Selain itu, kontrak pembelian pesawat Bombardier CRJ 1000 dengan perusahaan Bombardier Aerospace Commercial Aircraft. Selaku konsultan bisnis atau komersial dari Rolls-Royce, Airbus dan ATR, Soetikno diduga telah menerima komisi dari tiga pabrikan tersebut.
Selain itu, Soetikno diduga menerima komisi dari perusahaan Hong Kong bernama Hollingsworth Management Limited International Ltd (HMI) yang menjadi Sales Representative dari Bombardier.
Pembayaran komisi tersebut diduga terkait dengan keberhasilan Soetikno membantu tercapainya kontrak antara PT Garuda Indonesia (Persero) Tbk., dan empat pabrikan tersebut.
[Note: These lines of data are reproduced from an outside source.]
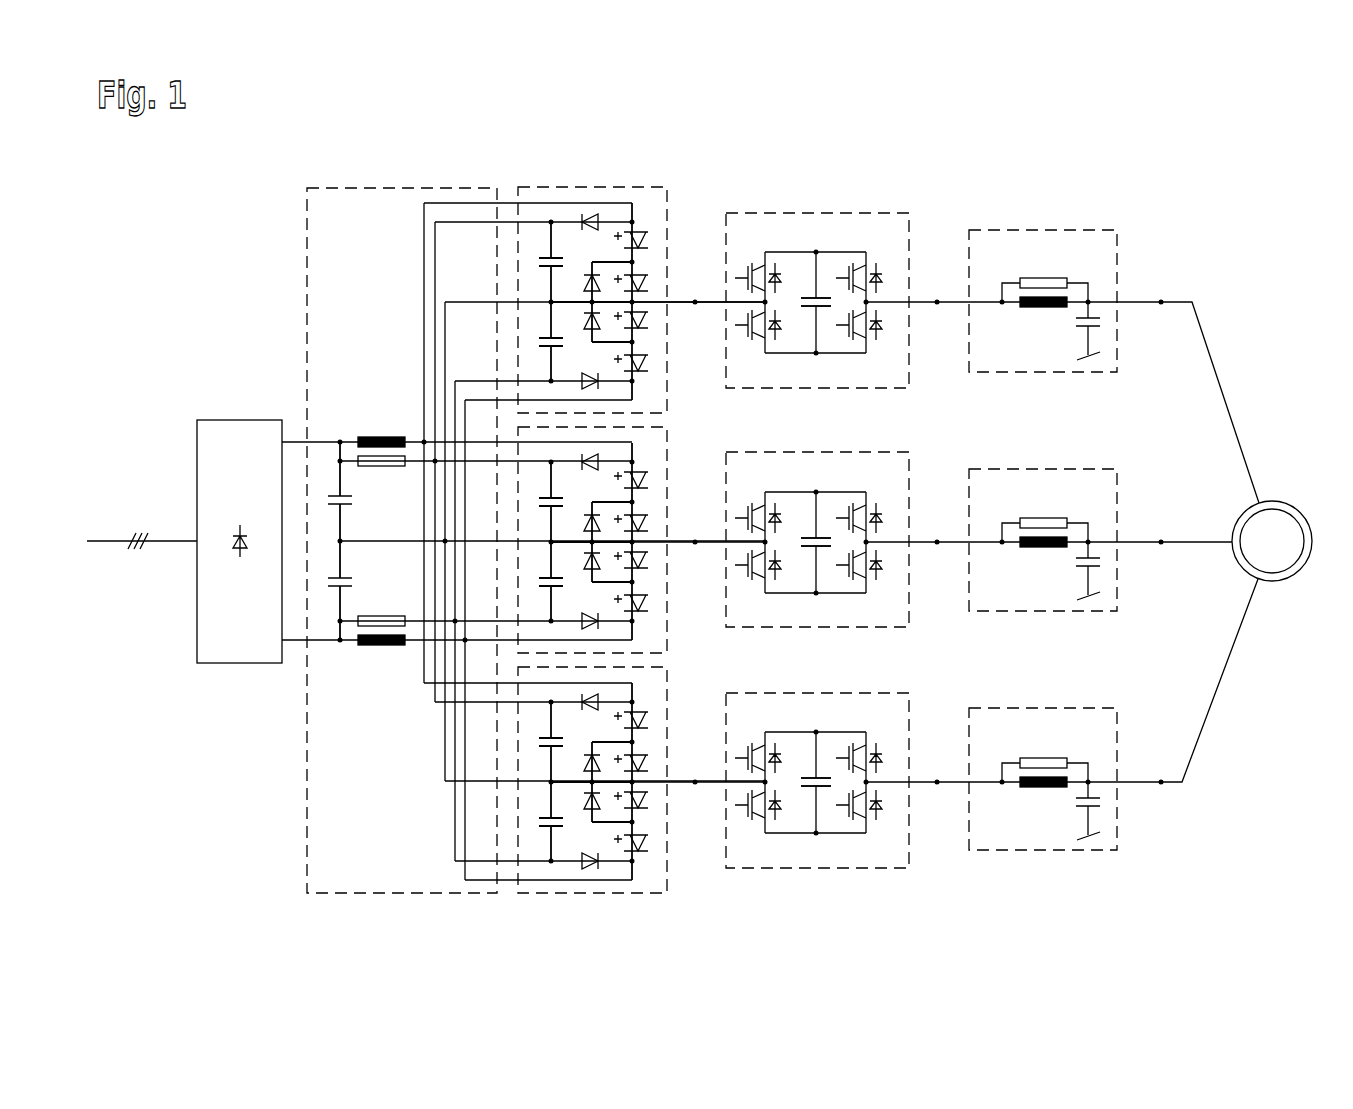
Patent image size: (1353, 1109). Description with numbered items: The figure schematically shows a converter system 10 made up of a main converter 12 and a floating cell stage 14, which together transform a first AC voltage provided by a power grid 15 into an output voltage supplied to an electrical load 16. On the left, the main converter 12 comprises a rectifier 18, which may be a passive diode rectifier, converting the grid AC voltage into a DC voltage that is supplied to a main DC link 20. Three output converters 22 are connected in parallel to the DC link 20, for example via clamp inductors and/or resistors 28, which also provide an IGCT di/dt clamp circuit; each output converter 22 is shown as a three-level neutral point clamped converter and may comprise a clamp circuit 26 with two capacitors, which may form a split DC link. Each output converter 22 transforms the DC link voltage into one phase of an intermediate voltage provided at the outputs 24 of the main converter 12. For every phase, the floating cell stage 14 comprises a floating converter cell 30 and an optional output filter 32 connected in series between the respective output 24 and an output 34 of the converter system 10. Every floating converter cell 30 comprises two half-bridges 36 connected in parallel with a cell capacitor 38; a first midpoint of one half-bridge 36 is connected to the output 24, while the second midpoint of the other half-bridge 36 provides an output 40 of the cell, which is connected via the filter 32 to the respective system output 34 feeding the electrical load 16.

The converter system 10 is at (1182, 178).
The main converter 12 is at (236, 202).
The floating cell stage 14 is at (943, 188).
The power grid 15 is at (103, 536).
The electrical load 16 is at (1284, 502).
The rectifier 18 is at (238, 665).
The main DC link 20 is at (355, 188).
The output converter 22 is at (598, 187).
The output of the main converter 24 is at (695, 296).
The clamp circuit 26 is at (528, 275).
The clamp inductors and/or resistors 28 is at (379, 416).
The floating converter cell 30 is at (815, 213).
The output filter 32 is at (1035, 230).
The output of the converter system 34 is at (1160, 296).
The half-bridge 36 is at (749, 234).
The cell capacitor 38 is at (839, 234).
The output of the floating converter cell 40 is at (937, 296).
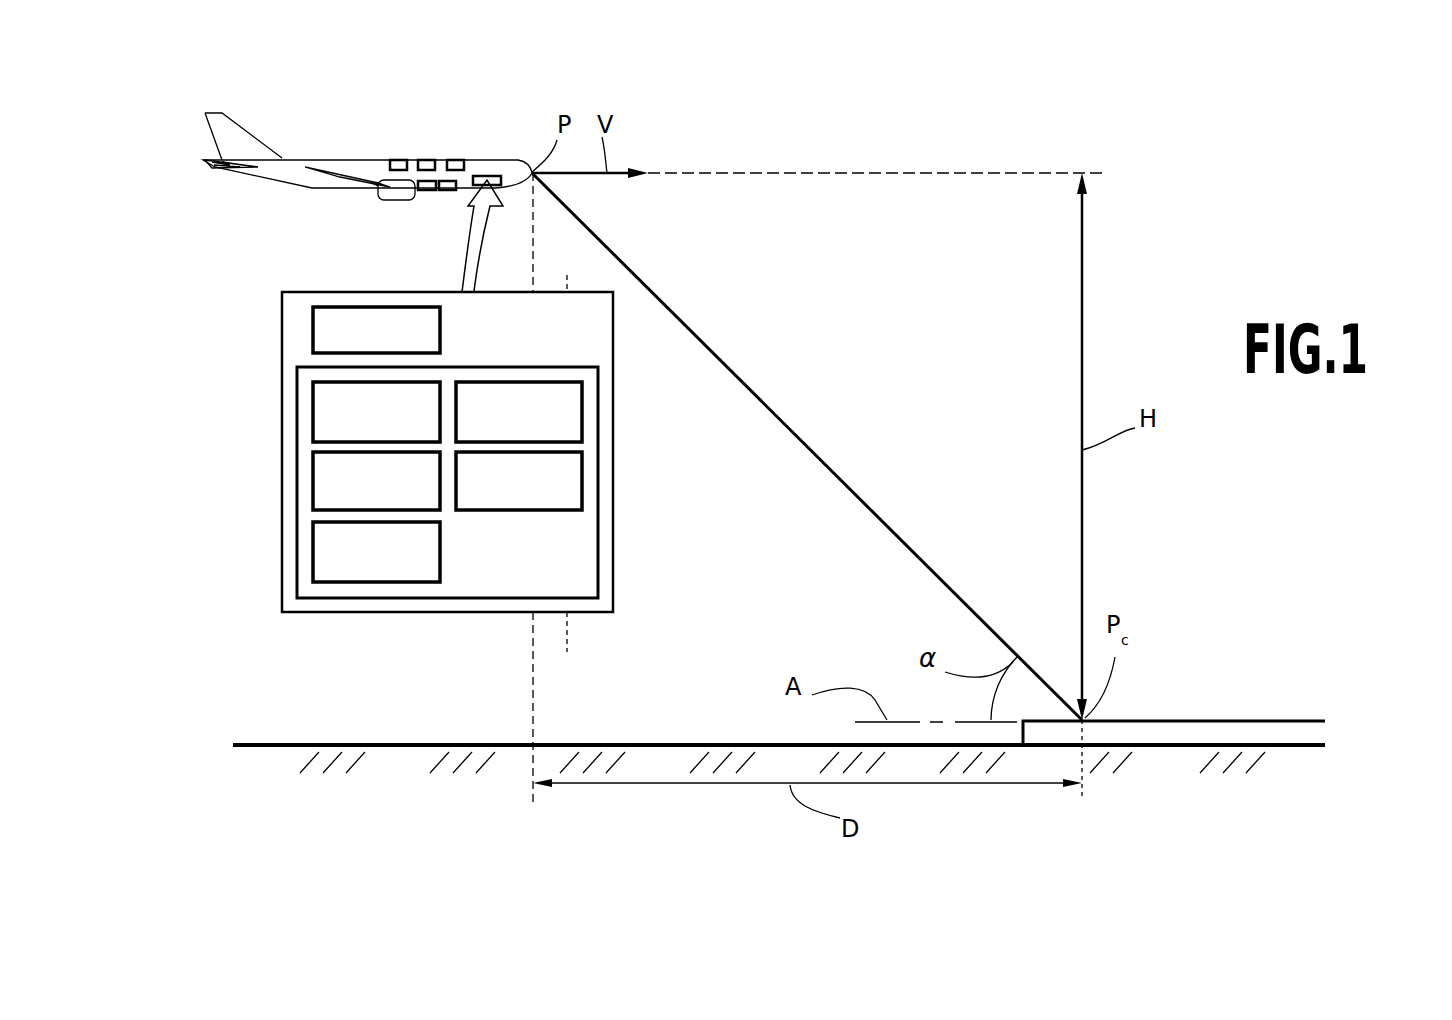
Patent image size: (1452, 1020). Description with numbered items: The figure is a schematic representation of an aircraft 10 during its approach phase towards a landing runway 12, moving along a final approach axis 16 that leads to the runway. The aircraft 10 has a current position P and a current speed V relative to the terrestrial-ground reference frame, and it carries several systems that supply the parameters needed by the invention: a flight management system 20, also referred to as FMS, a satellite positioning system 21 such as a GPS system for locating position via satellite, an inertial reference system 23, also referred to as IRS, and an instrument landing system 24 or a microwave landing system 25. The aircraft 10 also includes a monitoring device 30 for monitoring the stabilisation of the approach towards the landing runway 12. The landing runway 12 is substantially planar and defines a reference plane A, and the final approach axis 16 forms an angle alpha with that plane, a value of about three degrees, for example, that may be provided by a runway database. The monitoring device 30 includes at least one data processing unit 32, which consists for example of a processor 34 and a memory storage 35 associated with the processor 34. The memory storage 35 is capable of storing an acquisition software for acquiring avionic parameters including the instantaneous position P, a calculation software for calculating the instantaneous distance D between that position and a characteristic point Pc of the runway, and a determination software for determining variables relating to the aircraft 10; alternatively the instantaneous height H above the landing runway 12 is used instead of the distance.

Soetikno selanjutnya memberikan sebagian dari komisi tersebut kepada Emirsyah Satar serta pada mantan Direktur Teknik dan Pengelolaan Armada Garuda Hadinoto sebagai hadiah atas dimenangkannya kontrak oleh empat pabrikan.
Soetikno diduga memberi Emirsyah Satar senilai Rp5,79 miliar untuk pembayaran rumah di Pondok Indah, US$680.000 dan 1,02 juta euro yang dikirim ke rekening perusahaan milik Emirsyah Satar di Singapura, dan 1,2 juta dolar Singapura untuk pelunasan apartemen milik Emirsyah Satar di Singapura.
Sementara itu, Hadinoto diduga menerima uang suap dari Soetikno senilai US$2,3 juta dan 477.000 euro yang dikirim ke rekening Hadinoto di Singapura.
KPK juga telah menetapkan Emirsyah dan Soetikno sebagai tersangka dugaan tindak pidana pencucian uang (TPPU).